Question

Obtain the differential equation of linear simple harmonic motion.

Derive the differential equation of linear S.H.M. 

Answer 1

Let a particle of mass 'm’ undergo S.H.M. about its mean position O. At any instant ‘t’, displacement of the particle will be ‘x’ as shown in the following figure.

By definition, F = −kx            ...(1) 

where k is force constant

The acceleration of the particle is given by,

 `a=(dv)/(dt)=(d(dx/dt))/dt=(d^2x)/dt^2`

According to Newton’s second law of motion,

F = ma

`therefore F=m((d^2x)/dt^2)`            ...(2)

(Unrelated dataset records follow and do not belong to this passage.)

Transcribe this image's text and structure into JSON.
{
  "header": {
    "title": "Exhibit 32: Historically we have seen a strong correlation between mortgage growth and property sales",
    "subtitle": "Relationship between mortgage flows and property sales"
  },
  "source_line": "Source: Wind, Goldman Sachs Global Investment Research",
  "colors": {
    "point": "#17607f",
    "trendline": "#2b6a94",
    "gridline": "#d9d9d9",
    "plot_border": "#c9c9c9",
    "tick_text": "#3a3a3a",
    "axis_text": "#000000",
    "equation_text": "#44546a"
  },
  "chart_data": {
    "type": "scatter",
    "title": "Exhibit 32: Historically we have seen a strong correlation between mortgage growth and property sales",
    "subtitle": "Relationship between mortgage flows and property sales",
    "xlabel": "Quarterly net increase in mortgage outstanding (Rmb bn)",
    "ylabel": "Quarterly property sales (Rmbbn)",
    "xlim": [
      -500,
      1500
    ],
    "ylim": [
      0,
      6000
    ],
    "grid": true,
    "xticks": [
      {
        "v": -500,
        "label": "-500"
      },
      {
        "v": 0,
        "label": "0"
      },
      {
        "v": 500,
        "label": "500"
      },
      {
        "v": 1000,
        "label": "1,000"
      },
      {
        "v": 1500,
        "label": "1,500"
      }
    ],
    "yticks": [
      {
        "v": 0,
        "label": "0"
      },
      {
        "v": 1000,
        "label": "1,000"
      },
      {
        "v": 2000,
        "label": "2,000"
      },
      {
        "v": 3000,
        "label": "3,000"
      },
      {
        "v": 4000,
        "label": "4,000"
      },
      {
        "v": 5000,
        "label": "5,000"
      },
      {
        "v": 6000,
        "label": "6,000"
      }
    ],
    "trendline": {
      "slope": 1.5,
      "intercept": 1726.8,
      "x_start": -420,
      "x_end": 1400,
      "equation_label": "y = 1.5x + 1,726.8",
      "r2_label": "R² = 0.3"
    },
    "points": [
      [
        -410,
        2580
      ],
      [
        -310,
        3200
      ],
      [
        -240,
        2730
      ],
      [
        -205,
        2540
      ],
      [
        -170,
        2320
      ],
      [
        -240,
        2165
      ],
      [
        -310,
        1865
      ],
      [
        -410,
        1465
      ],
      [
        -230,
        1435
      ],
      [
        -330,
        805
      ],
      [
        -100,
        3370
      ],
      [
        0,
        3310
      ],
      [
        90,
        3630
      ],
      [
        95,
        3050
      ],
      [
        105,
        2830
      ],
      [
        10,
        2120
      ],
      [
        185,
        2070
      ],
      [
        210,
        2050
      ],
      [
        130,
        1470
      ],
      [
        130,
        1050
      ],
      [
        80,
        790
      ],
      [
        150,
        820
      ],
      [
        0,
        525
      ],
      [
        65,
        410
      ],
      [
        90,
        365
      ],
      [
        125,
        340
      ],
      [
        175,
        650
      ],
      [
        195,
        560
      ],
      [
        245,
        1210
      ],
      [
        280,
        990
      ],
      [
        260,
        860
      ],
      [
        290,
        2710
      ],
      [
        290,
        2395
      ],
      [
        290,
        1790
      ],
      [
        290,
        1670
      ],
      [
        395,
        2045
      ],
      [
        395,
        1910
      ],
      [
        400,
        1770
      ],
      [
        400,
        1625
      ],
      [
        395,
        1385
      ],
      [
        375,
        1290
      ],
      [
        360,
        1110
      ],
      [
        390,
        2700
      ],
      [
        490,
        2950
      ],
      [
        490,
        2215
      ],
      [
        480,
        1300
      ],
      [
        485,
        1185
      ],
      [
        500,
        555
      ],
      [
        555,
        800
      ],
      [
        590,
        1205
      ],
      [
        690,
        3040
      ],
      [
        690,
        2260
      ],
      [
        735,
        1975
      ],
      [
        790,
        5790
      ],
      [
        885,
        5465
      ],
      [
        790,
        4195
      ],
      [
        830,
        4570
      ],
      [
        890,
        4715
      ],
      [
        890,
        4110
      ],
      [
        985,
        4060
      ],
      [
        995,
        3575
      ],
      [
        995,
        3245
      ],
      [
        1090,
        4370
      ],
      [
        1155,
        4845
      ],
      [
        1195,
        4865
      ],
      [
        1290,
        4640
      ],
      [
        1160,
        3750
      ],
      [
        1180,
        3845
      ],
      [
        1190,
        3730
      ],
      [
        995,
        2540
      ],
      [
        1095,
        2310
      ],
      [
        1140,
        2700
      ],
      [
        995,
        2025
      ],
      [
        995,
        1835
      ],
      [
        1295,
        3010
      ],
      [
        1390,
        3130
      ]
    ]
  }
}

From equations (1) and (2),

`m((d^2x)/dt^2)=-kx`

`therefore (d^2x)/dt^2=-k/mx`

`therefore (d^2x)/dt^2+k/mx=0`                ...(3)

where, `k/m=omega^2="constant"`

`therefore (d^2x)/dt^2+omega^2x=0`                   ...(4)

Equations (3) and (4) represent differential equations of linear S.H.M.

Answer 2

(i) In a linear S.H.M., the force is directed towards the mean position, and its magnitude is directly proportional to the displacement of the body from the mean position.

∴ f ∝ −x

∴ f = −kx     ...(1)

where k is the force constant and x is the displacement from the mean position.

(ii) According to Newton’s second law of motion, 

f = ma    ….(2)

From equations (1) and (2), 

ma = –kx    ….(3)

(iii) The velocity of the particle is given by `"v" = "dx"/"dt"`

∴ Acceleration, a = `"dv"/"dt" = ("d"^2"x")/"dt"^2`     ...(4)

Substituting equation (4) in equation (3),

`"m" ("d"^2"x")/"dt"^2 = -"kx"`

∴ `("d"^2"x")/"dt"^2 = "k"/"m""x" = 0`

(iv) Substituting `"k"/"m" = omega^2`, where ω is the angular frequency,

∴ `("d"^2"x")/"dt"^2 + omega^2"x" = 0`

This is the differential equation of linear S.H.M.